Who’s running this place?

By Not Known

Sometimes we look at our lives and wonder. Perhaps we see a state of
chaos, as we are pulled in multiple directions by conflicting forces.
Or Worse – sometimes it seems that an evil god has seized power. At
times like these we wonder who is in control.

It must have seemed that way to the first readers of the book of
Revelation. This book was written to the seven churches in Asia Minor
that were having a terrible time. Terror stalked their outside world,
as they faced a Roman Emperor with delusions of divinity. Error stalked
the inner world, as false teaching and false behaviour troubled their
church life. Meanwhile the regular events of life continued: wars,
economic troubles, untimely and unnatural deaths and such like.

A primary message of the book of Revelation is that God is in
control.

The first three chapters of Revelation describe the scene of chaos
and trouble surrounding the seven addressee churches. Chapter 6 returns
to earth to describe the normal events of history, ending with the
earthly appearance of the final judgement.

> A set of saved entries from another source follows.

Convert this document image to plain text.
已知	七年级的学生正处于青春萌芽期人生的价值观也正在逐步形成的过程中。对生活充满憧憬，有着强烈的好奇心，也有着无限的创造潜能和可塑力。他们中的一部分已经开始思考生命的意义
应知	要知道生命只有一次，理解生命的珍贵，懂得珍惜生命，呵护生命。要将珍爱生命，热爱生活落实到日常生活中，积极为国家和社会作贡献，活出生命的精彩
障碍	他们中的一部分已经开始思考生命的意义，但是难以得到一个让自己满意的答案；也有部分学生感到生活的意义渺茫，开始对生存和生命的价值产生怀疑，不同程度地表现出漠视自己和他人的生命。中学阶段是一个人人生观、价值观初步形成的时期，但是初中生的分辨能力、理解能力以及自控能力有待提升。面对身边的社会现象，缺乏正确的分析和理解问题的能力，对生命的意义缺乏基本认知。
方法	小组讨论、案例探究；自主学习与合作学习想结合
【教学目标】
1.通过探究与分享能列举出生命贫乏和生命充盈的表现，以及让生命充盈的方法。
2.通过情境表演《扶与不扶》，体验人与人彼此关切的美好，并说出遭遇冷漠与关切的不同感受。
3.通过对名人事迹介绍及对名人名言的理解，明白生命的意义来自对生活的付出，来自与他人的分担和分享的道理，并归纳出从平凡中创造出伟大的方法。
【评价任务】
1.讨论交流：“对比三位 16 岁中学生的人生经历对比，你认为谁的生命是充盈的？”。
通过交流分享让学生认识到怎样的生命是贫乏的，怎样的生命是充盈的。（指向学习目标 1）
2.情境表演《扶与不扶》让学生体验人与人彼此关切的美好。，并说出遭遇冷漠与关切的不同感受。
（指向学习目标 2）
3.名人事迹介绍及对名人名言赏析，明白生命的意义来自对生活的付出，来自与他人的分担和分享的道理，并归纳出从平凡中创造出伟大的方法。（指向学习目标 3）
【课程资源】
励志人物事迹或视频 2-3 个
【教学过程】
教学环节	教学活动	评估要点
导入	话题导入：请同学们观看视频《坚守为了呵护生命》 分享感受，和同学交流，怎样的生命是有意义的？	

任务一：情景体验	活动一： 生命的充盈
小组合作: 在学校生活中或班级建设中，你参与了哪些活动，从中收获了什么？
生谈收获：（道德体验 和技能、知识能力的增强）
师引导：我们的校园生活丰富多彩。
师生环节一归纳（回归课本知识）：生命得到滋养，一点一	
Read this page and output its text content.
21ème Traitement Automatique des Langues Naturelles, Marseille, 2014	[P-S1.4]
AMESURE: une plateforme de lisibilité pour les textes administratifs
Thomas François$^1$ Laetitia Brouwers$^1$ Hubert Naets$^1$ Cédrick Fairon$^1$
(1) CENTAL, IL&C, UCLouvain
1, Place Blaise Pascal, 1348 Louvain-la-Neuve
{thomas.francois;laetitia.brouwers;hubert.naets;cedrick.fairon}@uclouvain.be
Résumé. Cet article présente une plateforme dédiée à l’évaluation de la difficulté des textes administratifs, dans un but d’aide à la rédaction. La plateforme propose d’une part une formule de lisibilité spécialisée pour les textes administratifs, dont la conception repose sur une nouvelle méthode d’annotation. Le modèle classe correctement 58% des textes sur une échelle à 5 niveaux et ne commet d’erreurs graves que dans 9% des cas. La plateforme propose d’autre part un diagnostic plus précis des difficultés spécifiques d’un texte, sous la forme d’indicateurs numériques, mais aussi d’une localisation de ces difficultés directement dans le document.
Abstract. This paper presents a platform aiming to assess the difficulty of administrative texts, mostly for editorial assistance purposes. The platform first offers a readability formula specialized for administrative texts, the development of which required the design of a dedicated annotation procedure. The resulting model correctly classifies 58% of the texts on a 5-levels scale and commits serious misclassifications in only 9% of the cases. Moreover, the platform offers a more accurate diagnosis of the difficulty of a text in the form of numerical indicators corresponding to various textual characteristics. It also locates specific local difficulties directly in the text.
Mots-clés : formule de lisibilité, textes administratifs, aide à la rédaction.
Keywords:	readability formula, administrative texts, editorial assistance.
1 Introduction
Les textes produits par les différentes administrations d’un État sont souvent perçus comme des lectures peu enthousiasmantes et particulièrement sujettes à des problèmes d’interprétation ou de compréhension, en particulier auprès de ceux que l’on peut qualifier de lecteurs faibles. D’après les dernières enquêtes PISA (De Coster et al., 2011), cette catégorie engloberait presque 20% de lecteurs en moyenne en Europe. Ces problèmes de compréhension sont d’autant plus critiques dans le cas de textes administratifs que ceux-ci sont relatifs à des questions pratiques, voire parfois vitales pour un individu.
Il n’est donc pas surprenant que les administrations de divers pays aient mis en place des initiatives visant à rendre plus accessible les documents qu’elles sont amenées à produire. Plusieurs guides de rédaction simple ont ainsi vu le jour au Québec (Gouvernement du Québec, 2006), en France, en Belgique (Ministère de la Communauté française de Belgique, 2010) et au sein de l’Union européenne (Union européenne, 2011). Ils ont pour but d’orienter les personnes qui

In between we are given a glimpse of heaven. What a glimpse! Chapter
4 gives a magnificent vision of God on the throne. Its message is that
God is for real and God rules. Chapter 5 advances our confidence even
further as we read of the crucified, risen and ascended Jesus arriving
into heaven. Death was not the last word for him and is not for history
as a whole.

This is a view from the control room. The chaos and evil we see
about us is real, but is not the whole story. God is the whole story.
This is reinforced in the intriguing imagery of the unopened scroll
with
seven seals (Ch 5). The scroll is the key to God’s plans moving forward
in history. The only one who is able to open it is Jesus and his death
entitles him to do so. The message is clear; the Cross of Jesus Christ
is the key to God’s plans moving forward in history. And so, even as we
read of the difficulties of history when the earthly scene resumes in
Ch. 6 we are to remember that even these difficulties are written on
God’s scroll and are somehow an outworking of Jesus’ Cross.

Who’s in charge? Thank God that he is and that the chaos and evil we
see is not the last word. May this give us confidence to persevere in
Jesus, even when we must walk by faith and not by sight.